The grey-rumped swift inhabits a variety of landscapes including lowland tropical evergreen forest, montane evergreen forest, seasonally flooded tropical evergreen forest, and secondary forest. In elevation it ranges from sea level to 1800 m.

==Behavior==
===Migration===

The grey-rumped swift is a year-round resident in most or all of its range. In Paraguay and Argentina it is possibly only a breeding species but there is evidence that it is resident there as well.

===Feeding===

Like all swifts, the grey-rumped is an aerial insectivore. It usually forages in flocks, typically of 20 to 40 birds. The flocks may be of it alone but may also have a mix of swift species and even swallows.
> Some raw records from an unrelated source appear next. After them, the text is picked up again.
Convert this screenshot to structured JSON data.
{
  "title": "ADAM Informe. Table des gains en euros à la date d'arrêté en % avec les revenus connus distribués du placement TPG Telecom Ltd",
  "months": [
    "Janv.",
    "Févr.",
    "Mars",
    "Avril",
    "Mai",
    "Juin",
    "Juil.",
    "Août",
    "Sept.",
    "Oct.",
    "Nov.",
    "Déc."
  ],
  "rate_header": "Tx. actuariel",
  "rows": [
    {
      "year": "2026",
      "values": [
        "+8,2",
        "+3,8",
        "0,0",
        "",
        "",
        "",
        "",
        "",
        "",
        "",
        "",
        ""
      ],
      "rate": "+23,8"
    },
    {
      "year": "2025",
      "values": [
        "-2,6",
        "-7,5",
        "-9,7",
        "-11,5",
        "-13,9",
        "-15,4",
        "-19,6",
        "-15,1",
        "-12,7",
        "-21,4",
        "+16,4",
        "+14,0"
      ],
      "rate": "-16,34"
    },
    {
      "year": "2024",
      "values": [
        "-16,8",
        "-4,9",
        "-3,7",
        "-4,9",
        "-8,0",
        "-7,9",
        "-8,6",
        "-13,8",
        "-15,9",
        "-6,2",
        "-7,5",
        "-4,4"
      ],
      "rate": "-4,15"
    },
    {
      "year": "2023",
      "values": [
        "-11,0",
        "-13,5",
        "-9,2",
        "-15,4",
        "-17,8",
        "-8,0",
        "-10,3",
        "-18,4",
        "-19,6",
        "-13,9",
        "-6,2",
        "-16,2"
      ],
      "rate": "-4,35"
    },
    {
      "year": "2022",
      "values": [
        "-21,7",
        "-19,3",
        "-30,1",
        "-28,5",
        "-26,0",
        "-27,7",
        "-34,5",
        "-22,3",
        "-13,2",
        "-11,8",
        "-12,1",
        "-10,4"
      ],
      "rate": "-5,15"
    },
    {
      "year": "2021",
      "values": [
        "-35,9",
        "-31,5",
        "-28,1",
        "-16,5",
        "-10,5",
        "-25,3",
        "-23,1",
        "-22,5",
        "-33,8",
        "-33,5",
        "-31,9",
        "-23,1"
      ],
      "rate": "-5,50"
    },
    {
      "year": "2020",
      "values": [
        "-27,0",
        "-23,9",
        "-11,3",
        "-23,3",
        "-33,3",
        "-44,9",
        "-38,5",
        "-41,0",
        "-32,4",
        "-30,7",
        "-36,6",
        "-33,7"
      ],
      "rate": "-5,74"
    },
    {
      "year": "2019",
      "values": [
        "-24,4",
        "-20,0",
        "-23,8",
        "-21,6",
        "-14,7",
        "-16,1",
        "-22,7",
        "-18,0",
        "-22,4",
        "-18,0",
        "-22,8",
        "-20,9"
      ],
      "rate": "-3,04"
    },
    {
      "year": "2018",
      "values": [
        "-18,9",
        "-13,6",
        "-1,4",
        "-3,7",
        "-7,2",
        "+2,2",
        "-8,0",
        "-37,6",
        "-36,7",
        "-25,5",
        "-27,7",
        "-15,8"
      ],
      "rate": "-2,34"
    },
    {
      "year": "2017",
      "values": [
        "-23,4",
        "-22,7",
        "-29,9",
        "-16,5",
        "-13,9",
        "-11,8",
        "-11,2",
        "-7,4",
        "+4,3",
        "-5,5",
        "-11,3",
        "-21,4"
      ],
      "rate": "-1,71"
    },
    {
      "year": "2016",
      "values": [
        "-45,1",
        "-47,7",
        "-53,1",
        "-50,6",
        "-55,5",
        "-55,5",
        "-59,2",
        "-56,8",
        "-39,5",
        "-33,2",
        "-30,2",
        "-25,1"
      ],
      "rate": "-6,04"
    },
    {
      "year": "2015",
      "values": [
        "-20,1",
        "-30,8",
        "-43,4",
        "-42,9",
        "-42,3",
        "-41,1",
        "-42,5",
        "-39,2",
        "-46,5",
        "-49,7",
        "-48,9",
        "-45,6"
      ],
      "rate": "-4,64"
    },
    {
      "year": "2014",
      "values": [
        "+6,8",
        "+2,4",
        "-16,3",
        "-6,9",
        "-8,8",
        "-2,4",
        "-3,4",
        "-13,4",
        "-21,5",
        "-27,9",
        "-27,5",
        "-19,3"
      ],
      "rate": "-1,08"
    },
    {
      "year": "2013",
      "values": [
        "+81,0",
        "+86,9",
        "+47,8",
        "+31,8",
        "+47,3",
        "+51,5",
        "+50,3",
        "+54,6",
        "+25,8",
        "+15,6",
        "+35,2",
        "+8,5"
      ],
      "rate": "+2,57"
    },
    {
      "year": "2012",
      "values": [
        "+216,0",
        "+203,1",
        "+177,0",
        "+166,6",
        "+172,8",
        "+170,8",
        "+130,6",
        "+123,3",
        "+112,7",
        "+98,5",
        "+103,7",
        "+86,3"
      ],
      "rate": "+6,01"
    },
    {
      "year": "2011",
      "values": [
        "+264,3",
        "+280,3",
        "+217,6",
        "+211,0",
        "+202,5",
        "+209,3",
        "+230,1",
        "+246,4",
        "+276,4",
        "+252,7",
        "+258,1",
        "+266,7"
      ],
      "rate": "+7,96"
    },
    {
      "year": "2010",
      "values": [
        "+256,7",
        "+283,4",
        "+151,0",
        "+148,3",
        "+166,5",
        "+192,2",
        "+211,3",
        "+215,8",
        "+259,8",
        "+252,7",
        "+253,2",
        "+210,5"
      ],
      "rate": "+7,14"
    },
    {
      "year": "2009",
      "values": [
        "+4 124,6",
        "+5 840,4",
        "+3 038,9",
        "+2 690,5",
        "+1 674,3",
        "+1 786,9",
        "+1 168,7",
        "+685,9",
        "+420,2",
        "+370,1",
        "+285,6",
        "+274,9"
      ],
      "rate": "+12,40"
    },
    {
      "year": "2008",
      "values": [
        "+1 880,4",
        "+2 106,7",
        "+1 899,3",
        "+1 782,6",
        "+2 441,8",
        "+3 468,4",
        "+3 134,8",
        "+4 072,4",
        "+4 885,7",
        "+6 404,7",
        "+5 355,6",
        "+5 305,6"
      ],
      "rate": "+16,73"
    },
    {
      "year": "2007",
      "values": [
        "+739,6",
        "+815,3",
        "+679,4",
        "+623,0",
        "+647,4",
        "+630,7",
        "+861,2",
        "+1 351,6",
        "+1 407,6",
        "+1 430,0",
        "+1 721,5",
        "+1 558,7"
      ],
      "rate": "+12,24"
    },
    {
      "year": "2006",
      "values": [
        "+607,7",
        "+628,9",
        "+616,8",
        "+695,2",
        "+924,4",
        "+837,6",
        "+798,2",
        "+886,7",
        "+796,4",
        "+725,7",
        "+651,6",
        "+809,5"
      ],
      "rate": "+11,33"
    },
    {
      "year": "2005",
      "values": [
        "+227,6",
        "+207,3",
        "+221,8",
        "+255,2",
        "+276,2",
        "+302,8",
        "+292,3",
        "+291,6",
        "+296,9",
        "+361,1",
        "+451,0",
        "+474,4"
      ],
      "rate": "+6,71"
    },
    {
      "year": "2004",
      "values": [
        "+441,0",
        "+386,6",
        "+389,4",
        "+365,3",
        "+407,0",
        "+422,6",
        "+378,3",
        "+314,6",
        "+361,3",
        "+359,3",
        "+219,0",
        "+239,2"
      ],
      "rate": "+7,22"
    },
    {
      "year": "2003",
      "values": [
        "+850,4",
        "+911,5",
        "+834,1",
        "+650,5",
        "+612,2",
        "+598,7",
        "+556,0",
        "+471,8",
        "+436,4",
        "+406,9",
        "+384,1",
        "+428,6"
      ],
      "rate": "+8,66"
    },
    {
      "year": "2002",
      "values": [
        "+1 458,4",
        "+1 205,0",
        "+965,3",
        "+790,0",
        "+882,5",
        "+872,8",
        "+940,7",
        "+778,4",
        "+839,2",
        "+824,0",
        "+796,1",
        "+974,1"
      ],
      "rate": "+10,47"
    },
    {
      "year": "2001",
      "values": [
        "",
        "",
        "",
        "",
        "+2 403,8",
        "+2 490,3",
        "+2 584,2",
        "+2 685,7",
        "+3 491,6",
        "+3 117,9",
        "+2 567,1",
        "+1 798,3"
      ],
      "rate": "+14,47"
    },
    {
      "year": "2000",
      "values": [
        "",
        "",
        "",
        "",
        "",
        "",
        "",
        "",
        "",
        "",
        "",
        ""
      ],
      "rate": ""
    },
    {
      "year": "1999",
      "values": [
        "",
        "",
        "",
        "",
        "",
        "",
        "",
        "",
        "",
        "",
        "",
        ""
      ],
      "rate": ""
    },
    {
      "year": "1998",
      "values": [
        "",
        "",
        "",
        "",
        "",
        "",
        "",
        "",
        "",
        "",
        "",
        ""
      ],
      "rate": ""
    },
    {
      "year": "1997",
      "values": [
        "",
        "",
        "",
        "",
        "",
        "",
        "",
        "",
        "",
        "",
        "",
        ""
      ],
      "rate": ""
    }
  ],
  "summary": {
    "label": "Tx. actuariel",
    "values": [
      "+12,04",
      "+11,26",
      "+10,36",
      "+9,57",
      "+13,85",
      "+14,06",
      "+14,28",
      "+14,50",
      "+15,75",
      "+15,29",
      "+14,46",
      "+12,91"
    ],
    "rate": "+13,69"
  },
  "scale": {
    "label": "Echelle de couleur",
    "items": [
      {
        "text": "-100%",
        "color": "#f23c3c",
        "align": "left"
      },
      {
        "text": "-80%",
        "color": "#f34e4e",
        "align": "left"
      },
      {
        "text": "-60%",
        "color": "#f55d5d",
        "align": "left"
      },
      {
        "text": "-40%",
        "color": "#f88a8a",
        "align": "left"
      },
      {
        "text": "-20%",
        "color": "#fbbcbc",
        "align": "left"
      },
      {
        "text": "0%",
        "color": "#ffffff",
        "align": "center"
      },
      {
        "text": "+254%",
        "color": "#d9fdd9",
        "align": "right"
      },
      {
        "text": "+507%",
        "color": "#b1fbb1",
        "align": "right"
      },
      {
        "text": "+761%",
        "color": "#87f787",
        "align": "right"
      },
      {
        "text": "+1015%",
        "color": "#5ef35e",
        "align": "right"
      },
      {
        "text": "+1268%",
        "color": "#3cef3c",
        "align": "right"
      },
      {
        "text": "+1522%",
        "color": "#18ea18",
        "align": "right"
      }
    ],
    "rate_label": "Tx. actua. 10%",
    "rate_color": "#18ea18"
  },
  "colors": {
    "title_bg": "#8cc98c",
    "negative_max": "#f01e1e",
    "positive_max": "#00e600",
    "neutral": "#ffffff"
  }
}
Its diet includes flying ants, bees, wasps, beetles, and flies.

===Breeding===

The grey-rumped swift's breeding season varies throughout its range; examples are between September and March in southeastern Brazil and March to July in Costa Rica. It builds a half-cup nest on the vertical interior wall of a chimney or similar structure; it may be rebuilt and reused. Both parents incubate the clutch of two to four eggs at night. The incubation period and time to fledging are not known.

===Vocalization===

The principal vocalizations of the grey-rumped swift's nominate subspecies are "a bright repeated short 'tsip'" and a "series of 3–4 slightly downslurred burry drawn-out notes 'trrreeew-trrreeew-trrreeew'." The other subspecies' vocalizations vary but are similar to them.

==Status==

The IUCN has assessed the grey-rumped swift as being of Least Concern. It has an extremely large range and an estimated population of 50 million mature individuals. The population is believed to be slowly decreasing. No immediate threats have been identified. It is "[o]ne of the commonest Chaetura swifts throughout [its] range", is abundant in some areas, and occurs in several protected areas.